Four years ago, Gray and his colleagues screened thousands of compounds to see if any could stop the proliferation of CML cells that were resistant to Gleevec®. They identified one named GNF-2.

They speculated that it blocks a separate niche on Bcr-Abl than Gleevec® does – a pocket known as the myristate binding site. Using a variety of techniques for analyzing chemical structure – nuclear magnetic resonance spectroscopy, X-ray crystallography, mutagenesis analysis, and hydrogen exchange mass spectrometry – they determined that GNF-2 does indeed target the myristate binding site. By contrast, Gleevec® and two recently approved drugs (nilotinib and dasatinib) target a section known as the ATP binding site.

“GNF-2 is the first compound that has been shown by crystallography [which shows the arrangement of individual atoms in chemical compounds] to lock onto to Bcr-Abl outside the ATP binding site and thereby inhibit kinase activity,” Gray remarks. Neither Gleevec®, nilotinib, dasatinib, GNF-2, nor its more potent cousin, GNF-5, can keep cell growth in check when the gene for Bcr-Abl undergoes what’s known as a “gatekeeper” mutation. “This mutation revs up the kinase’s ability to spark cell proliferation regardless of whether the ATP or myristate binding site is involved,” Gray explains.

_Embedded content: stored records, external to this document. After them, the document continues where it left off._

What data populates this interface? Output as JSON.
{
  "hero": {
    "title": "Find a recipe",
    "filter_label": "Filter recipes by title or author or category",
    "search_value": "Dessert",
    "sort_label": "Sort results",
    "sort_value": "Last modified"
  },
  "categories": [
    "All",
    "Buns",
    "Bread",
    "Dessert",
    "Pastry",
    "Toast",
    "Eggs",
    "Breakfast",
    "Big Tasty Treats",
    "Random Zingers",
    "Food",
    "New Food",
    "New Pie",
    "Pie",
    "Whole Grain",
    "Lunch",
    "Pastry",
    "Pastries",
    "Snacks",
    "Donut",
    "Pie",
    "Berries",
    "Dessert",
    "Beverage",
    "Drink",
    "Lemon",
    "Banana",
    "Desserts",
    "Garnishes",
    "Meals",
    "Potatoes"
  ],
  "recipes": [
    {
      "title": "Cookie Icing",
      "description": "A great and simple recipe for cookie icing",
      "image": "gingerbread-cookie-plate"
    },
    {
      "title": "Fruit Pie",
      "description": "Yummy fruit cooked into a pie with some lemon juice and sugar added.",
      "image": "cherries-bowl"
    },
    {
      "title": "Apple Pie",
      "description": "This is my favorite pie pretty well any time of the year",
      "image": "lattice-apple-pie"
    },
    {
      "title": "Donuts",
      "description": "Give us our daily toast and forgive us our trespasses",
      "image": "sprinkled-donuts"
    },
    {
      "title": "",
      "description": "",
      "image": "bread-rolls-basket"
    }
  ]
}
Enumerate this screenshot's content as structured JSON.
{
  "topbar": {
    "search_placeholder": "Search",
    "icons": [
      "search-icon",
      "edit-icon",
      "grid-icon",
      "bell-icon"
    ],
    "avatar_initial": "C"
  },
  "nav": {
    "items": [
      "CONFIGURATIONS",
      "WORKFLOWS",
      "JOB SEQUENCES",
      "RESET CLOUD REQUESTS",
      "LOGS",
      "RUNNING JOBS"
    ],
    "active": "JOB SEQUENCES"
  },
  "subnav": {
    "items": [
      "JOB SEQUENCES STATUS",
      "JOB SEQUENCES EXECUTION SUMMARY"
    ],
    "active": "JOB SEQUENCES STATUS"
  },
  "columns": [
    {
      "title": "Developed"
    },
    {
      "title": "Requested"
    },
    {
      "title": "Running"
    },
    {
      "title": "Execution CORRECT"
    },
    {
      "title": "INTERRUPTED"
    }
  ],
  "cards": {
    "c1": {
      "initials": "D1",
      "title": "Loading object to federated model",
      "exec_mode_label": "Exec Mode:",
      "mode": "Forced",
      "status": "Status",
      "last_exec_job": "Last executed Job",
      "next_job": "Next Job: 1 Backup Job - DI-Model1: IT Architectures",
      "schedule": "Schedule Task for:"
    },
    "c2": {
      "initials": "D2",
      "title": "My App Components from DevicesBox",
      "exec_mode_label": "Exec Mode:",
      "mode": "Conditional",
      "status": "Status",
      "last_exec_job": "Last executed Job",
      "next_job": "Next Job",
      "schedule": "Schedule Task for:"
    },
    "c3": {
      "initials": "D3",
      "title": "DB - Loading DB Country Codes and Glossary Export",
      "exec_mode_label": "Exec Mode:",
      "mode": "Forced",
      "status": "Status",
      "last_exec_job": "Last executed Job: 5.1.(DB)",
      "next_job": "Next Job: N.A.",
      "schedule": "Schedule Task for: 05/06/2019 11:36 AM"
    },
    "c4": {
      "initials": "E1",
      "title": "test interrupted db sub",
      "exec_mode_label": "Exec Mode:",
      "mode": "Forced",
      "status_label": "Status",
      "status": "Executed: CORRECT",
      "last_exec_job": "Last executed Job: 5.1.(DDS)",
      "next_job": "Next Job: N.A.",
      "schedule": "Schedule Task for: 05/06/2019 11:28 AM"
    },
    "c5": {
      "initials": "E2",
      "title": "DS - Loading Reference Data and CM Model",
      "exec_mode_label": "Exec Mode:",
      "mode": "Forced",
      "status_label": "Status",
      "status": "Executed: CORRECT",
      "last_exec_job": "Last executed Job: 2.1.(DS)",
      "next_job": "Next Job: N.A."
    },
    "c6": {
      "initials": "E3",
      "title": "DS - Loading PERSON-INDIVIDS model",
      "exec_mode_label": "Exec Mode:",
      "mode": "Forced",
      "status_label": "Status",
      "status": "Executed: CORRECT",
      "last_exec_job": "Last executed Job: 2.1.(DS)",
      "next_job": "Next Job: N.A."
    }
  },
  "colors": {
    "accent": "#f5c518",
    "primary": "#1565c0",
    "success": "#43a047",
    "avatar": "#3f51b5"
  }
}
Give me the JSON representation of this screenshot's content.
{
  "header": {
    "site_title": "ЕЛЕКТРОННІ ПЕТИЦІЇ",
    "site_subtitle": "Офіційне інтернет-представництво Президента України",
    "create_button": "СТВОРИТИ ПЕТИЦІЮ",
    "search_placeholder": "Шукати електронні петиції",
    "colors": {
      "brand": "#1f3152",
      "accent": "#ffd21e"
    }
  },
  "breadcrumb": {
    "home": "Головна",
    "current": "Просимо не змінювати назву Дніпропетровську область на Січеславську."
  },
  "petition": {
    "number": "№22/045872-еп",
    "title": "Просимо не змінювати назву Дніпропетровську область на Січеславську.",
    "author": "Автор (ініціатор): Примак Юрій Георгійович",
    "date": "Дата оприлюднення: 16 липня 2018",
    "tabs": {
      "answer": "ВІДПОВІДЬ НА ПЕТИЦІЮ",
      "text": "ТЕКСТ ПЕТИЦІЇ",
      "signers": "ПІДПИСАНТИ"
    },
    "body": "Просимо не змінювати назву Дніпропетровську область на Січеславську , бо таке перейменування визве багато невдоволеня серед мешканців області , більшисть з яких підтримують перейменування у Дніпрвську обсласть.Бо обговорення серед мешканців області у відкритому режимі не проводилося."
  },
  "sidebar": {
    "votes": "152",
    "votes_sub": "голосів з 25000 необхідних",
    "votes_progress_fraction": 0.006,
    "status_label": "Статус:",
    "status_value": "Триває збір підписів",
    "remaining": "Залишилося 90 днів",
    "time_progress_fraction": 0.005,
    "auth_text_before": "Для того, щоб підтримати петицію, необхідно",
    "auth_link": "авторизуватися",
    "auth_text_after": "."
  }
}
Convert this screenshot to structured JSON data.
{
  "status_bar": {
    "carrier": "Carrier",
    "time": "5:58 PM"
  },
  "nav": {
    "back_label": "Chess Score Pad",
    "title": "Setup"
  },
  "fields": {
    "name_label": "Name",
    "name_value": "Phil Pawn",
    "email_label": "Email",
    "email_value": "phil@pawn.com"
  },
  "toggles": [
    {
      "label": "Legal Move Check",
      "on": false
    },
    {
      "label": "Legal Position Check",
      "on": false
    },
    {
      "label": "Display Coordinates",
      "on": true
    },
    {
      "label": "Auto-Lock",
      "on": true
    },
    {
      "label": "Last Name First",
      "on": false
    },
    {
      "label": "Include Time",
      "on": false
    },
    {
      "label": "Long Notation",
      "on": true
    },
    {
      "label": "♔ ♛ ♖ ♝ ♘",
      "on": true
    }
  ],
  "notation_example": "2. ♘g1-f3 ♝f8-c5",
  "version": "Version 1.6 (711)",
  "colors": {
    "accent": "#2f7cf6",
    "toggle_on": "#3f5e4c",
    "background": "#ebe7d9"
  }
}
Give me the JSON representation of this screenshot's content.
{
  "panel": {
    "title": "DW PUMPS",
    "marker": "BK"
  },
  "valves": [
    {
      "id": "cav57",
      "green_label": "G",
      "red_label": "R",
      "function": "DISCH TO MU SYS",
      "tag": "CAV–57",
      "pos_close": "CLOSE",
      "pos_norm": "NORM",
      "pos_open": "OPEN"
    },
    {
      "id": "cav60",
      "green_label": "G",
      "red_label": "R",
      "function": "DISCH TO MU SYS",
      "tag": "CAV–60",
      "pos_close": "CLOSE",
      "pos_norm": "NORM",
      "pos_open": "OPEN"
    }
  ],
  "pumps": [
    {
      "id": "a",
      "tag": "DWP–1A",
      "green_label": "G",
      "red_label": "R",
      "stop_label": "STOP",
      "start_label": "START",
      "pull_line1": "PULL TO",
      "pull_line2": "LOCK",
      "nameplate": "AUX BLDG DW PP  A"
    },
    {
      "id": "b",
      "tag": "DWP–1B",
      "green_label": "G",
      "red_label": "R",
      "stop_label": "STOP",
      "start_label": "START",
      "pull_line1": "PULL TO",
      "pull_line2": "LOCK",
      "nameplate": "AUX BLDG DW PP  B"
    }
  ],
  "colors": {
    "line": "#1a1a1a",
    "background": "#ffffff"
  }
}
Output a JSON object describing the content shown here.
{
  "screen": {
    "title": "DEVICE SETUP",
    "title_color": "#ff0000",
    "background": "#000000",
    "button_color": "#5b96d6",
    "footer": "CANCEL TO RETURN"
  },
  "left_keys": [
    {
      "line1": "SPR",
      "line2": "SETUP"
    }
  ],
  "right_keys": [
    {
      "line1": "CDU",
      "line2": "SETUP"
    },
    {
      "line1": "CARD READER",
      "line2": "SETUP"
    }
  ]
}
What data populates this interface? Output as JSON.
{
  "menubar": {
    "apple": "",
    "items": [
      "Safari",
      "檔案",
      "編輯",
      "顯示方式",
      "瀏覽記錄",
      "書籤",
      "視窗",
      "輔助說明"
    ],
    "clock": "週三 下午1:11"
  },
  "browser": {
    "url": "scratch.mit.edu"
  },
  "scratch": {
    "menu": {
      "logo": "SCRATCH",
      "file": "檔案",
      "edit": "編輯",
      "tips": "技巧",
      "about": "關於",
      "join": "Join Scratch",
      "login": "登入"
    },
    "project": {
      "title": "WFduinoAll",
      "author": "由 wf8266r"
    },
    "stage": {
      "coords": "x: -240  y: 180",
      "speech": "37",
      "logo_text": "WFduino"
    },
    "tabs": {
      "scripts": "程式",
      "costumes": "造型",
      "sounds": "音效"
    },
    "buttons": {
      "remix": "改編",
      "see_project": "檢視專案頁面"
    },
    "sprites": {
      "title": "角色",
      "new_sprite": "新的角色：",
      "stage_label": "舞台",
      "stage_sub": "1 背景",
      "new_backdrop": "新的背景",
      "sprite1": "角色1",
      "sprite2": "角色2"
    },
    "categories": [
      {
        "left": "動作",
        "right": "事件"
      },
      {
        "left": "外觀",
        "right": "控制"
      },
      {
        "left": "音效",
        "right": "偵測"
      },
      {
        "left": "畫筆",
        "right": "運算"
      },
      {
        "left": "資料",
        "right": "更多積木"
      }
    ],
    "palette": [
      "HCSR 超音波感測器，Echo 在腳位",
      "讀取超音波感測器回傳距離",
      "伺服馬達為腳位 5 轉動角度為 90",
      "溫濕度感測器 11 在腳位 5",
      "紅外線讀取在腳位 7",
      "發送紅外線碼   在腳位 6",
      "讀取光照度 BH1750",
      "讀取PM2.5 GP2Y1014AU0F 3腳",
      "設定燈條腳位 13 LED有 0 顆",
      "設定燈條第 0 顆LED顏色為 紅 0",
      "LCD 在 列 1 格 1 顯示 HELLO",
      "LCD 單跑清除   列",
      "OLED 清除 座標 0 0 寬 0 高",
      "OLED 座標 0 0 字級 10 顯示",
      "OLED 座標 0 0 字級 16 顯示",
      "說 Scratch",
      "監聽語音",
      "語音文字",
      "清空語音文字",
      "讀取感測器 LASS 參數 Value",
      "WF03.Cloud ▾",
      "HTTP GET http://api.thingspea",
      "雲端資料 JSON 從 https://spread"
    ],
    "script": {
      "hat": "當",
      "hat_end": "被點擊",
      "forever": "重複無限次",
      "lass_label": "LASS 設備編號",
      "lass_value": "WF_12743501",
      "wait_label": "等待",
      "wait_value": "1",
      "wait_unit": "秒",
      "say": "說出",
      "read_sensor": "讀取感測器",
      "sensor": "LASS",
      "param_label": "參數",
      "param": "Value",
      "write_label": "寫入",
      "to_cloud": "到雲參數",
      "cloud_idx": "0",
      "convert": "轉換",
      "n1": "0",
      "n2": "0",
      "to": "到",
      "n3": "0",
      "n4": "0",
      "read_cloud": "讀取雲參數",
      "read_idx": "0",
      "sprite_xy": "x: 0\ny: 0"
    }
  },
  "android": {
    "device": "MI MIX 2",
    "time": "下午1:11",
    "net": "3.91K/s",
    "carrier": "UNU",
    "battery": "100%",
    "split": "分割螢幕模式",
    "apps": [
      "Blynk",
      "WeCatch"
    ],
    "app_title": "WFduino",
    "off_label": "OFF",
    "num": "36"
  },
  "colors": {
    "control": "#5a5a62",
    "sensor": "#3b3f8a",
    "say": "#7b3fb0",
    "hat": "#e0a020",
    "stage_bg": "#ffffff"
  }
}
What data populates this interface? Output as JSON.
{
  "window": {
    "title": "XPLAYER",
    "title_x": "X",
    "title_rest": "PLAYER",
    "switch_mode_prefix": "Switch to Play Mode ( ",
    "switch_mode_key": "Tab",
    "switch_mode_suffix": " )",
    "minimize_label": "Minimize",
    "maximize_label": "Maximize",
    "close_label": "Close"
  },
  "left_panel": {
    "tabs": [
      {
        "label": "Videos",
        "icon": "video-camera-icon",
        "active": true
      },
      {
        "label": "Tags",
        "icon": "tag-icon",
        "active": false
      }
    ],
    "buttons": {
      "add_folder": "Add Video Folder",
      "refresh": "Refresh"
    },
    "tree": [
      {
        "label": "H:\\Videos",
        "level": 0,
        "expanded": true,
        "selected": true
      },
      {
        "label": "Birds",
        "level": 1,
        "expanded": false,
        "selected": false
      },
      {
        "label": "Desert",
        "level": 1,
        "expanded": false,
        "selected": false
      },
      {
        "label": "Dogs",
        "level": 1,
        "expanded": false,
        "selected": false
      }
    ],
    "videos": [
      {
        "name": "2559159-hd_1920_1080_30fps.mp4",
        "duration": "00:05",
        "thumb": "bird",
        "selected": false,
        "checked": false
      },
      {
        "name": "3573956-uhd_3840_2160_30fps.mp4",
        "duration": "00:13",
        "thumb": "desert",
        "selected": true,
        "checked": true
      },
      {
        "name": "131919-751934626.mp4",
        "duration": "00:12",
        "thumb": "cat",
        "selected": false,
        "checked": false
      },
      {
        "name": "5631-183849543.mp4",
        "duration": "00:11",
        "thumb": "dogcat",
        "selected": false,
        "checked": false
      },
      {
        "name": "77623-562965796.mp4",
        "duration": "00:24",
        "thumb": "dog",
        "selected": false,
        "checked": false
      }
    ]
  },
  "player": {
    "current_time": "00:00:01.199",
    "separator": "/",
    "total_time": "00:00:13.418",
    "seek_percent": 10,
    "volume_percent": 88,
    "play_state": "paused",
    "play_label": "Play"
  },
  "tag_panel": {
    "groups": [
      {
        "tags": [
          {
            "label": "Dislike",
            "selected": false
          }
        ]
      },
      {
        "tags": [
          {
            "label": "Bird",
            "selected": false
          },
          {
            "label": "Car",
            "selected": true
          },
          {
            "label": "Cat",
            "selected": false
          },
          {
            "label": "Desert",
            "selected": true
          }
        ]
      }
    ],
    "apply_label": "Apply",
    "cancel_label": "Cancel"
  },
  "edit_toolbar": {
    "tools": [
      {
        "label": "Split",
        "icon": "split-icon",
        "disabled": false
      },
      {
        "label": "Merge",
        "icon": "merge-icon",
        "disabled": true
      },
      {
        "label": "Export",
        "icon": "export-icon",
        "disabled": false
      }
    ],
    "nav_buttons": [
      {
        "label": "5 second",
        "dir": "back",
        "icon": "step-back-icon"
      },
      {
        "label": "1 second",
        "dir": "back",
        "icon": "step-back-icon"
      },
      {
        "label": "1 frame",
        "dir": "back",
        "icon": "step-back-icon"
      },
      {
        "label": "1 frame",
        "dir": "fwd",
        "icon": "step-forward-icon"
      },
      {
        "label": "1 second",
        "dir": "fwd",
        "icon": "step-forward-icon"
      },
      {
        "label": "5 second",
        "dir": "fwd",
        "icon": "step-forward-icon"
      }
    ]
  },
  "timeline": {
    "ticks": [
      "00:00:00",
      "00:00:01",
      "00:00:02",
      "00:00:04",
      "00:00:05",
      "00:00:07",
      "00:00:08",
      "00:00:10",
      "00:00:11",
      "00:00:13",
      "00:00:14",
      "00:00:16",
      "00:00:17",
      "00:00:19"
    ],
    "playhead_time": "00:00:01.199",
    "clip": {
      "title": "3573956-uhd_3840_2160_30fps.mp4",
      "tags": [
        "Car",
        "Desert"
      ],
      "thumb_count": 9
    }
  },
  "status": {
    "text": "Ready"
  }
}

Other Dana-Farber contributors include lead author Jianming Zhang, PhD, and co-authors Taebo Sim, Yongmun Choi, Amy Wojciechowski, and Xian-Ming Deng, PhD.Investigators found, however, that when an ATP-blocker such as Gleevec® is combined with a myristate-blocker such as GNF-5, the tandem reduces the chances that lab-grown CML cells will become drug-resistant. In animal studies, the combination also proved effective against human CML cells that already were resistant to either agent alone.

The investigators’ structural studies, led by Sandra Jacob-Cowan of Novartis, showed precisely how GNF-5 impedes CML cell growth: when GNF-5 settles inside the myristate binding site, it forms a connection with a distant region of the Bcr-Abl protein – “kind of like throwing a lasso around it,” Gray says. The result is a constriction of the enzymes’ activity.